How to Break Out of Your Comfort Zone

How to Break Out of Your Comfort Zone

Over time, we all gather a set of constricting habits around us—ones that trap us in a zone of supposed comfort, well below what our potential would allow us to attain. Pretty soon, such habits slip below the level of our consciousness, but they still determine what we think that we can and cannot do—and what we cannot even bring ourselves to try. As long as you let these habits rule you, you’ll be stuck in a rut.

Like the tiny, soft bodied creatures that build coral reefs, habits start off small and flexible, and end up by building massive barriers of rock all around your mind. Inside the reefs, the water feels quiet and friendly. Outside, you think it’s going to be rough and stormy. There may be sharks. But if you’re to develop in any direction from where you are today, you must go outside that reef of habits that marks the boundaries of your comfort zone. There’s no other way. There’s even nothing specially wrong with those habits as such. They probably worked for you in the past.

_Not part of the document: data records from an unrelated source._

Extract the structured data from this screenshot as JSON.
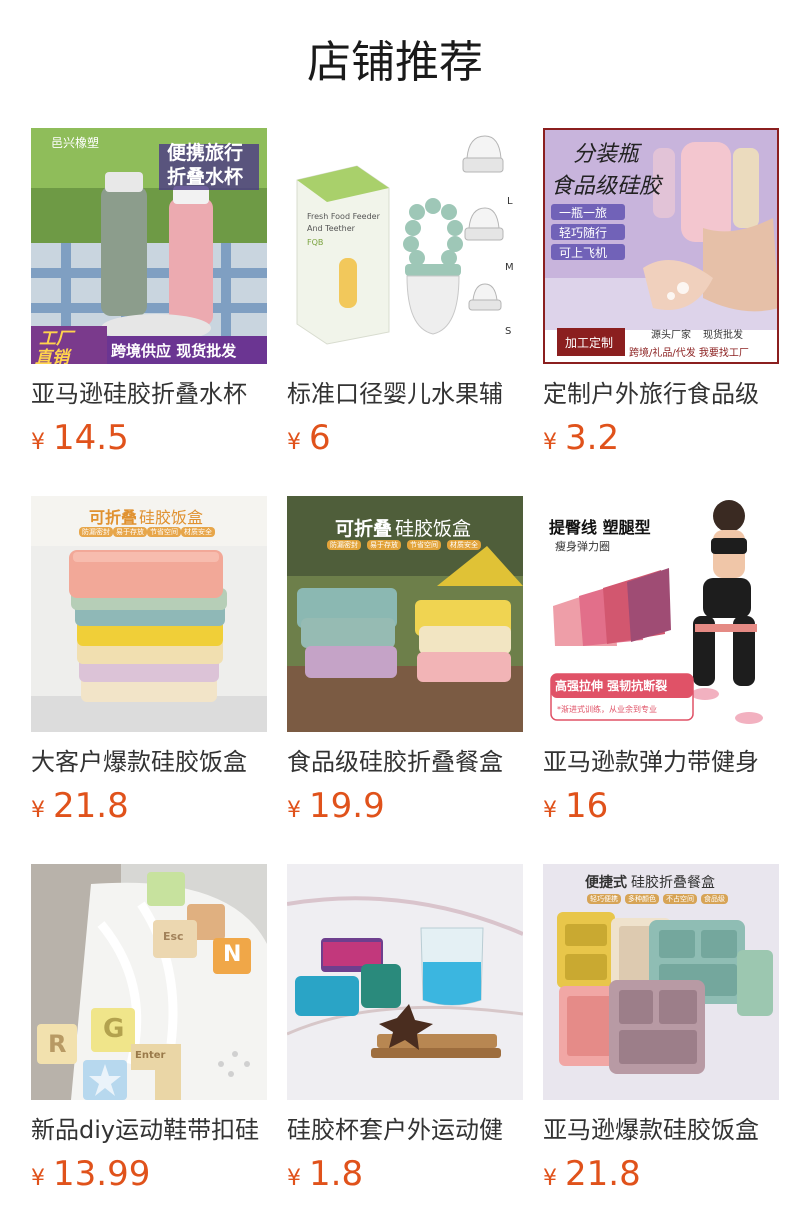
{
  "page_title": "店铺推荐",
  "currency_symbol": "¥",
  "products": [
    {
      "name": "亚马逊硅胶折叠水杯",
      "price": "14.5",
      "image": {
        "brand": "邑兴橡塑",
        "line1": "便携旅行",
        "line2": "折叠水杯",
        "badge_a": "工厂",
        "badge_b": "直销",
        "banner": "跨境供应 现货批发"
      }
    },
    {
      "name": "标准口径婴儿水果辅",
      "price": "6",
      "image": {
        "box_line1": "Fresh Food Feeder",
        "box_line2": "And Teether",
        "box_brand": "FQB",
        "size_l": "L",
        "size_m": "M",
        "size_s": "S"
      }
    },
    {
      "name": "定制户外旅行食品级",
      "price": "3.2",
      "image": {
        "line1": "分装瓶",
        "line2": "食品级硅胶",
        "tag1": "一瓶一旅",
        "tag2": "轻巧随行",
        "tag3": "可上飞机",
        "custom": "加工定制",
        "factory": "源头厂家",
        "sale": "现货批发",
        "bottom": "跨境/礼品/代发 我要找工厂"
      }
    },
    {
      "name": "大客户爆款硅胶饭盒",
      "price": "21.8",
      "image": {
        "title_bold": "可折叠",
        "title_rest": "硅胶饭盒",
        "tags": [
          "防漏密封",
          "易于存放",
          "节省空间",
          "材质安全"
        ]
      }
    },
    {
      "name": "食品级硅胶折叠餐盒",
      "price": "19.9",
      "image": {
        "title_bold": "可折叠",
        "title_rest": "硅胶饭盒",
        "tags": [
          "防漏密封",
          "易于存放",
          "节省空间",
          "材质安全"
        ]
      }
    },
    {
      "name": "亚马逊款弹力带健身",
      "price": "16",
      "image": {
        "line1": "提臀线 塑腿型",
        "line2": "瘦身弹力圈",
        "banner": "高强拉伸 强韧抗断裂",
        "note": "*渐进式训练，从业余到专业"
      }
    },
    {
      "name": "新品diy运动鞋带扣硅",
      "price": "13.99",
      "image": {
        "charm_r": "R",
        "charm_g": "G",
        "charm_enter": "Enter",
        "charm_esc": "Esc",
        "charm_n": "N"
      }
    },
    {
      "name": "硅胶杯套户外运动健",
      "price": "1.8",
      "image": {}
    },
    {
      "name": "亚马逊爆款硅胶饭盒",
      "price": "21.8",
      "image": {
        "title_bold": "便捷式",
        "title_rest": "硅胶折叠餐盒",
        "tags": [
          "轻巧便携",
          "多种颜色",
          "不占空间",
          "食品级"
        ]
      }
    }
  ],
  "colors": {
    "price": "#e0521b",
    "title": "#1a1a1a",
    "name": "#333333"
  }
}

But now, it’s time to step over them and go into the wider world of your unused potential. Your fears don’t know what’s going to be out there, so they invent monsters and scary beasts to keep you inside.

Nobody’s born with an instruction manual for life. Despite all the helpful advice from parents, teachers and elders, each of us must make our own way in the world, doing the best we can and quite often getting things wrong.

Messing up a few times isn’t that big a deal. But if you get scared and try to avoid all mistakes by sticking with just a few “tried and true” behaviors, you’ll miss out on most opportunities as well.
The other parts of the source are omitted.